Maar de laatste spijker in Pluto's kist was de eenvoudigste vraag waar niemand eerder aan had gedacht: waar moet je een vliegende kernreactor testen? "Hoe de autoriteiten ervan te overtuigen dat de raket niet uit koers zal gaan en door Las Vegas of Los Angeles zal vliegen, zoals vliegen in Tsjernobyl?" - vraagt Jim Hadley, een van de natuurkundigen die in Livermore werkte. Een van de voorgestelde oplossingen was een lange lijn als een modelvliegtuig in de woestijn van Nevada. ("Dat zou die riem zijn", merkt Hadley droogjes op.) Een realistischer voorstel was om met de Achten in de buurt van Wake Island in de Stille Oceaan te vliegen en dan de raket 20.000 voet diep te laten zinken, maar tegen die tijd was er genoeg straling waren bang.
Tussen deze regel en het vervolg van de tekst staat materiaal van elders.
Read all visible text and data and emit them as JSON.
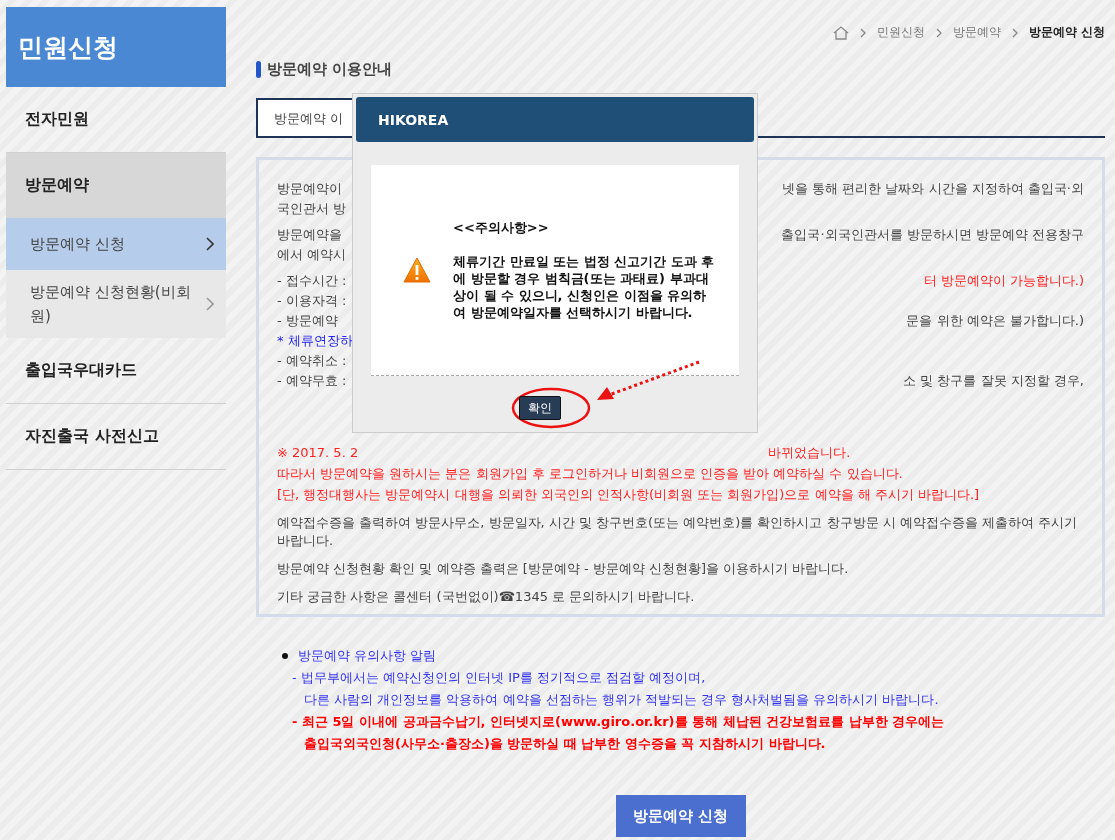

Op 1 juli 1964, zeven en een half jaar na de start, werd het project geannuleerd. De totale kosten bedroegen $ 260 miljoen van de nog niet afgewaardeerde dollars op dat moment. Op het hoogtepunt werkten 350 mensen eraan in het laboratorium en nog eens 100 op de 401-testlocatie.
Berekende tactische en technische kenmerken: lengte-26,8 m, diameter-3,05 m, gewicht-28000 kg, snelheid: op een hoogte van 300 m-3M, op een hoogte van 9000 m-4,2M, plafond-10700 m, bereik: op een hoogte van 300 m - 21.300 km, op een hoogte van 9.000 m - meer dan 100.000 km, een kernkop - van 14 tot 26 thermonucleaire kernkoppen.
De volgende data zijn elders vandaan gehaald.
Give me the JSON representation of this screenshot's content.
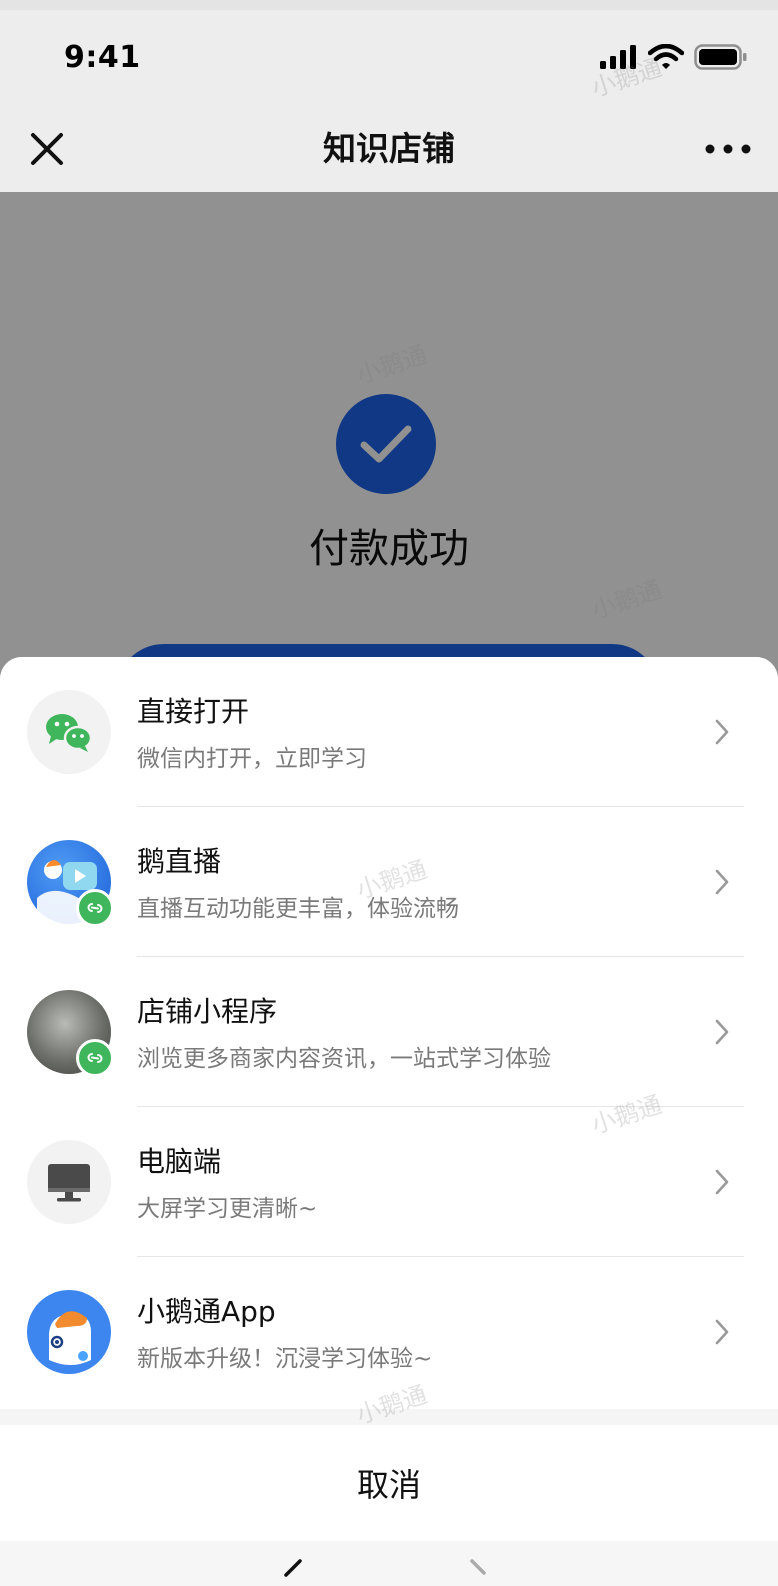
{
  "status_bar": {
    "time": "9:41"
  },
  "nav": {
    "title": "知识店铺"
  },
  "result": {
    "text": "付款成功"
  },
  "watermark": "小鹅通",
  "sheet": {
    "options": [
      {
        "title": "直接打开",
        "subtitle": "微信内打开，立即学习",
        "icon": "wechat-icon"
      },
      {
        "title": "鹅直播",
        "subtitle": "直播互动功能更丰富，体验流畅",
        "icon": "live-app-icon"
      },
      {
        "title": "店铺小程序",
        "subtitle": "浏览更多商家内容资讯，一站式学习体验",
        "icon": "mini-program-icon"
      },
      {
        "title": "电脑端",
        "subtitle": "大屏学习更清晰~",
        "icon": "desktop-icon"
      },
      {
        "title": "小鹅通App",
        "subtitle": "新版本升级！沉浸学习体验~",
        "icon": "xiaoe-app-icon"
      }
    ],
    "cancel_label": "取消"
  },
  "colors": {
    "accent": "#1e63e9",
    "wechat_green": "#3fb65b"
  }
}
De raket zou worden gelanceerd vanaf een grondwerper met behulp van boosters met vaste stuwstof, die zouden werken totdat de raket een snelheid bereikte die voldoende was om een atomaire straalmotor te lanceren. Het ontwerp was vleugelloos, met kleine kielen en kleine horizontale vinnen gerangschikt in een eendenpatroon. De raket was geoptimaliseerd voor vluchten op lage hoogte (25-300 m) en was uitgerust met een terreinvolgsysteem. Na de lancering moest het hoofdvluchtprofiel passeren op een hoogte van 10700 m met een snelheid van 4 meter. Het effectieve bereik op grote hoogte was zo groot (in de orde van 100.000 km) dat de raket een lange patrouille kon maken voordat hij het commando kreeg om zijn missie te onderbreken of door te vliegen naar het doelwit. Bij het naderen van het luchtverdedigingsgebied van de vijand, zakte de raket naar 25-300 m en bevatte een terreinvolgsysteem. De kernkop van de raket moest worden uitgerust met thermonucleaire kernkoppen in een hoeveelheid van 14 tot 26 en deze verticaal omhoog schieten bij het vliegen op gespecificeerde doelen. Samen met de kernkoppen was de raket zelf een formidabel wapen. Bij het vliegen met een snelheid van 3M op een hoogte van 25 m kan de sterkste sonische giek grote schade aanrichten. Bovendien laat de atomaire PRD een sterk radioactief spoor achter op het grondgebied van de vijand. Bij het vliegen met een snelheid van 3M op een hoogte van 25 m kan de sterkste sonische giek grote schade aanrichten. Bovendien laat de atomaire PRD een sterk radioactief spoor achter op het grondgebied van de vijand. Bij het vliegen met een snelheid van 3M op een hoogte van 25 m kan de sterkste sonische giek grote schade aanrichten. Bovendien laat de atomaire PRD een sterk radioactief spoor achter op het grondgebied van de vijand.
Ten slotte, wanneer de kernkoppen op waren, kon de raket zelf op het doel botsen en krachtige radioactieve besmetting achterlaten uit de kapotte reactor. De eerste vlucht zou plaatsvinden in 1967. Maar tegen 1964 begon het project ernstige twijfels op te wekken. Daarnaast verschenen ICBM's die de opgedragen taak veel efficiënter konden vervullen.
In Rusland werkten ze ook met nucleaire straalmotoren. We zullen dit de volgende keer bespreken.